Watt's had a quark ice cream that my daughter thought was made with "pork" or "cork" it was tasty but it mind blowing, and I'm only writing about it because of the rhyming.
Cricket cotton candy at the Pancuito/lil farm tent. This was tasty and inventive. They ground up grasshoppers from their farm into a powder with spices and such. It was a dish with guts.
The Eddy in Saxpahaw had my favorite plate of the night. They did a pig ear crepe with greens from their own farm. It was a great mix of texture, color, and flavor. I will tell you that I had three of them. I would liked to have tried it on a tortilla rather than a crepe as the crepe was flimsy, but it was work of genius either way.
Rose's Meat plate: Rose's Meat Market's tent set up wasn't very intuitive. When I asked what they had, their guy offered to make me a plate, which ended up to be two plates of heavenly charcuterie - he put like five different cured meats on each plate along with some pickles and some house made mustard. I ate a lot at Farm to Fork, but even three hours after the fact, my mouth is watering over the memory.

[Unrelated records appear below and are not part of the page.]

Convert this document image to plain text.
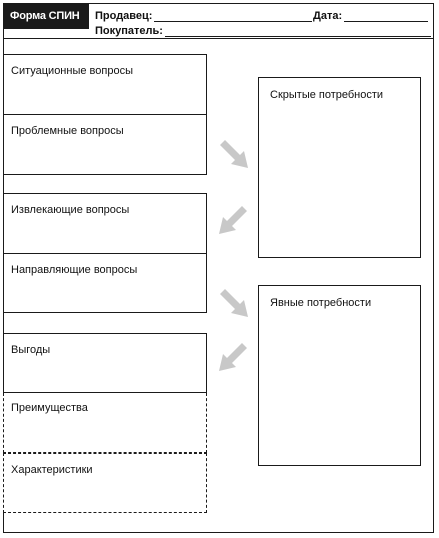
Форма СПИН	Продавец:	Дата:
Покупатель:
Ситуационные вопросы
Проблемные вопросы
Извлекающие вопросы
Направляющие вопросы
Выгоды
Преимущества
Характеристики
Скрытые потребности
Явные потребности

Lantern's dish was tasty. They did a veggies with curds & whey plate. It was bright, but I'll always pine for the pigtails dish they did several years ago. That was a thing of genius. That said, pork prices are through the roof, so maybe that explains the veggie focus.

Garland did a cellophane noodle dish with beef that was quite tasty.

There were a couple of home brewers called Bond Street, I think, who's beers I enjoyed. This year, they put the drinks out amongst the food tents which I liked better than the old arrangement.

Overall, Farm to Fork was fun and we will return next year.